On August 10, 1937, defendant F. A. Allin purchased the note. At that time the unpaid principal of the note amounted to $1,554.52, and unpaid interest $126.95. After Allin became the owner of the note, the payors made installment payments when due aggregating the sum of $535.86.

On October 18, 1939, upon demand of Allin, or his agent, Muller and wife paid the sum of $1,219.58, as the last payment due on the note, and paid several days before it became due and payable.

The twenty-seven installments paid amounted to the total sum of $1,755.44 paid by Muller to Allin, whereas the Mullers claimed the amount due was $1,554.52, and which amount paid was $200.92 in excess of the amount claimed to be due on the note, for which excess amount Muller and wife sue to recover.

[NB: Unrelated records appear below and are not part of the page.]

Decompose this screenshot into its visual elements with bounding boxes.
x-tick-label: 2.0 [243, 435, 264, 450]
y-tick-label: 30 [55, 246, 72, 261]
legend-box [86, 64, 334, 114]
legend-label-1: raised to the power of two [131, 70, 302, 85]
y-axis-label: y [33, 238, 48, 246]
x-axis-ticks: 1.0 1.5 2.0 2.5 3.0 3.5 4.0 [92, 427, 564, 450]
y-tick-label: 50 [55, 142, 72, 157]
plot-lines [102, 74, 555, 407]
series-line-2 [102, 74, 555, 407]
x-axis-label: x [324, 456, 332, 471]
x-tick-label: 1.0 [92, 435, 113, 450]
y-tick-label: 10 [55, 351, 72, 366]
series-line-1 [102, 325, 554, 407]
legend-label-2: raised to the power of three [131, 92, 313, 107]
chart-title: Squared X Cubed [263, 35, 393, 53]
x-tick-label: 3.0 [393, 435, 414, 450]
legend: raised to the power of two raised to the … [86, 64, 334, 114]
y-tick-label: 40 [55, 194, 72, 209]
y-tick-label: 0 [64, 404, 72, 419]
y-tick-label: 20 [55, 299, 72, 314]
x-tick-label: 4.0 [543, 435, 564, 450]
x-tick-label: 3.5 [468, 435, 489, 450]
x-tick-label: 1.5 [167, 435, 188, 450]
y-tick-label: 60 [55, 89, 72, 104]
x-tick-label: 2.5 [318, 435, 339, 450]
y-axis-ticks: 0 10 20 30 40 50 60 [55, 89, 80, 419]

The case was tried before the court without a jury. The mistake in the payment *235was not discovered until after the return of the cancelled note. The court made and filed no finding's of fact, but in the judgment found all the facts in favor of the Mullers, and so entered judgment. From this judgment the defendant perfected this appeal.

The appellant’s contention is the deed of trust and note are to be construed as a unit and constitute one contract, and that the deed of trust provides for interest on the note at six per cent, as found in the following provision of the deed of trust.

“If any installment of said note is not paid when due, the holder thereof shall, as long as such installment remains unpaid, have the option to declare the entire unpaid principal amount thereof due and payable and foreclose the liens hereby created to secure the payment thereof. In the event of such acceleration the unpaid principal amount of said note shall be determined as follows: (The initial principal of said note shall be considered as $2475.00 and each installment shall be applied first to interest on the unpaid principal at the rate of six per cent (6%) per annum to date of payment and any balance to the principal. Any part of such principal remaining unpaid after said application of the installments paid shall be the principal amount on said note in the event of such acceleration of its maturity.)”

The above provision of the deed of trust merely supplies the formula by which the amount remaining due in case of default and acceleration of payment may be determined. It would not be the total sum represented by the unpaid installments, because to do so would permit the collection of interest the money had not earned.

The provisions of the note and deed of trust are entirely consistent and free from conflict. The deed of trust neither adds to nor takes from the note. The note obligates the makers to pay the total sum of $3,618.81 spread over a period of ten years, and payable in 121 monthly installments. The first 120 installments are for $20.61 each, and the final payment is for $1,145.61.

The deed' of trust recites the facts to he that the original holder, National Bond and Mortgage Corporation, took up and rearranged the balance of $1,833.38 due on a mechanic’s lien and note in an original sum of $2,900, and the balance in the sum of $414.62 due on a vendor’s lien note in an original sum of $682, making a total sum of $2,248 taken up by the original payee, National Bond and Mortgage Corporation. Of the sum of $3,618.81 represented by the note, $2,248 was principal and $1,370.81 was interest.

The above provision of the deed of trust doés not provide for interest on the debt nor fix the rate of interest. As said by Mr. Muller, one of the makers of the note, in his testimony, “the interest was figured in.”

When the defendant, Dr. F. A. Al-lin, purchased the note August 10, 1937, ninety-four of the one hundred and twenty $20.61 payments had been made, or a total of $1,937.34 paid on the note, leaving a balance of $1,681.47. $1,554.52 of the amount remaining unpaid was principal and $126.95 interest. Dr. Allin on his books set up the $1,554.52 principal item as such, and computed interest on it at six per cent from month to month and applied the monthly payments to the interest thus erroneously computed and the balance to the principal. This was his error, as a result of which he collected $1,755.44, whereas there was due him the balance due on the note when he purchased it, $1,681.47, principal and interest. The Mullers regarded the principal of $1,554.52 remaining due on the note when Dr. Allin purchased it as the total sum remaining due, rather than $1,681.47, the amount actually remaining unpaid. This is their error. The overpayment is $73.97, and not $200.92.

The judgment is, therefore, reformed and a recovery ordered of $73.97, with six per cent interest from the date paid to the date of refund.

The costs of the trial court will be taxed against the defendant, Dr. Allin, and the costs of appeal against the plaintiffs, the Mullers.